When people ask me for my recommendation on purchasing a home, I always start off by recommending one takes out a 15 year mortgage instead of a 30 year mortgage. I’ve written before about the difference in cost between a 15 year and 30 year mortgage. But I thought today I would update that post with numbers from today’s interest rate environment and doing so got me to thinking what you could do with the interest savings from the 15 year mortgage over the 30 year mortgage.
Let’s say you buy a home at the August 2012 median price of $256,900 using the current 30 year fixed mortgage rate of 3.62%. Over the course of the 30 year term you would pay approximately $165K in interest. Now compare it to the current 15 year fixed rate mortgage average rate of 2.91%. You would only pay approximately $60K in interest over the 15 year term. That’s over $100K difference! True, the 15 year mortgage has a higher monthly payment ($1,763) compared to the 30 year mortgage ($1,170) but you will pay off your mortgage 15 years sooner. What would happen if you took that interest saved and invested it for 15 years?
By spreading the $100,000 dollars saved in interest over 15 years, you would be saving around $6,500 a year in investments.

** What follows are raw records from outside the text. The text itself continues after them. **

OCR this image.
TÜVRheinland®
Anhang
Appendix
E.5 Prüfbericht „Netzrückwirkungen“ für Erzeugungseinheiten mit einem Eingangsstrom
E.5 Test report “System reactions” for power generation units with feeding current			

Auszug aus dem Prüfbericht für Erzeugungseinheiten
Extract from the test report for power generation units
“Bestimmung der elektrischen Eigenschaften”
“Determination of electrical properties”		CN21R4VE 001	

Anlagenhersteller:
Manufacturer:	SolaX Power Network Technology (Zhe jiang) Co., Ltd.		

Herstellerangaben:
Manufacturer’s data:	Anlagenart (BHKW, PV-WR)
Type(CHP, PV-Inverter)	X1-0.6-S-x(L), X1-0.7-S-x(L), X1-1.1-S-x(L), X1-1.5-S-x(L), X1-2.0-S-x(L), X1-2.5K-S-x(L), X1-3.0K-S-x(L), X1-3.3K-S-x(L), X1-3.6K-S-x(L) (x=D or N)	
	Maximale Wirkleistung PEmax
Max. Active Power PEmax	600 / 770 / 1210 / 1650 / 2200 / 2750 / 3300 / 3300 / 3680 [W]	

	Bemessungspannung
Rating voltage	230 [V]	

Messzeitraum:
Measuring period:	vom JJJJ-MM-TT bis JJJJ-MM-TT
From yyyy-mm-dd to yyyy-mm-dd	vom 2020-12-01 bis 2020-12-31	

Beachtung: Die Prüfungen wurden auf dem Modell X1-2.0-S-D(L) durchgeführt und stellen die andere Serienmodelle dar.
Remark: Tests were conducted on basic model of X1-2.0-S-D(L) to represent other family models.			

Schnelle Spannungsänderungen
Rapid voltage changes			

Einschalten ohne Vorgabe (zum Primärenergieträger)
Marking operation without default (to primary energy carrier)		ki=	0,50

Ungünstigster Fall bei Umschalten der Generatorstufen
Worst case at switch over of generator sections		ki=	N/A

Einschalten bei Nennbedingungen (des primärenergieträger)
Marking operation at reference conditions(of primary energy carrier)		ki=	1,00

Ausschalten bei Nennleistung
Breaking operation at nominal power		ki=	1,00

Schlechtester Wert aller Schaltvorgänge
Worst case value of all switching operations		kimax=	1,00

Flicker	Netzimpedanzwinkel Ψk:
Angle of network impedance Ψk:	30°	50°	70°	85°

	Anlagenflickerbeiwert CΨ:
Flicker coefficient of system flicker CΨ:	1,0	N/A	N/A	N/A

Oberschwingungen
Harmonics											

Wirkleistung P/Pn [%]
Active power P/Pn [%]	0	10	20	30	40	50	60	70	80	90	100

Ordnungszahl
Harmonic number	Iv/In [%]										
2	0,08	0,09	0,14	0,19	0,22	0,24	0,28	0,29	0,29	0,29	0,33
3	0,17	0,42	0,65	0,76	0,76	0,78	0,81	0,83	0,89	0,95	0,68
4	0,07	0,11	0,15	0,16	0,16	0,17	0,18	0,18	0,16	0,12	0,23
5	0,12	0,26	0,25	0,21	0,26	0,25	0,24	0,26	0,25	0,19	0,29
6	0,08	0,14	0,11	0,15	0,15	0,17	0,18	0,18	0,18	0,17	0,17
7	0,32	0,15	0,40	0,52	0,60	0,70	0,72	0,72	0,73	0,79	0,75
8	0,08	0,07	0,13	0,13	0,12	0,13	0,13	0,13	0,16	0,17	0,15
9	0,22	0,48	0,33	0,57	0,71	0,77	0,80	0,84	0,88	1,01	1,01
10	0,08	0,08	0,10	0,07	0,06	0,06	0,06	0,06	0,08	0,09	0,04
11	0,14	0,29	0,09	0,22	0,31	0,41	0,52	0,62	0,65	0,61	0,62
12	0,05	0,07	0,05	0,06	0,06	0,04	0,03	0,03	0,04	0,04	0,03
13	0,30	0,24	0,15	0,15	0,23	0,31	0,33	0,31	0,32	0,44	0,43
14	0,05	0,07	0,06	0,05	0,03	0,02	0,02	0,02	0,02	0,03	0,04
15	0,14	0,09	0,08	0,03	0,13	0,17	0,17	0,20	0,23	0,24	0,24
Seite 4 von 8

If you averaged a 10% rate of return that would leave you with approximately $225,000 in savings at the end of the 15 years. How do you like that 30 year mortgage now?
What can we learn from this calculation? A 30 year mortgage costs you a lot more than a higher interest rate. Yes, they are the standard in the mortgage industry, but why? Because some bank discovered that marketing 30 year mortgages worked because people could buy a lot more house with the lower payment. But after looking at the numbers, can you really “afford” a 30 year mortgage?
How long of a mortgage do you have? 15 year? 20 year? 30 year? Other? What made you decide to go with that length of term and are you happy with your decision?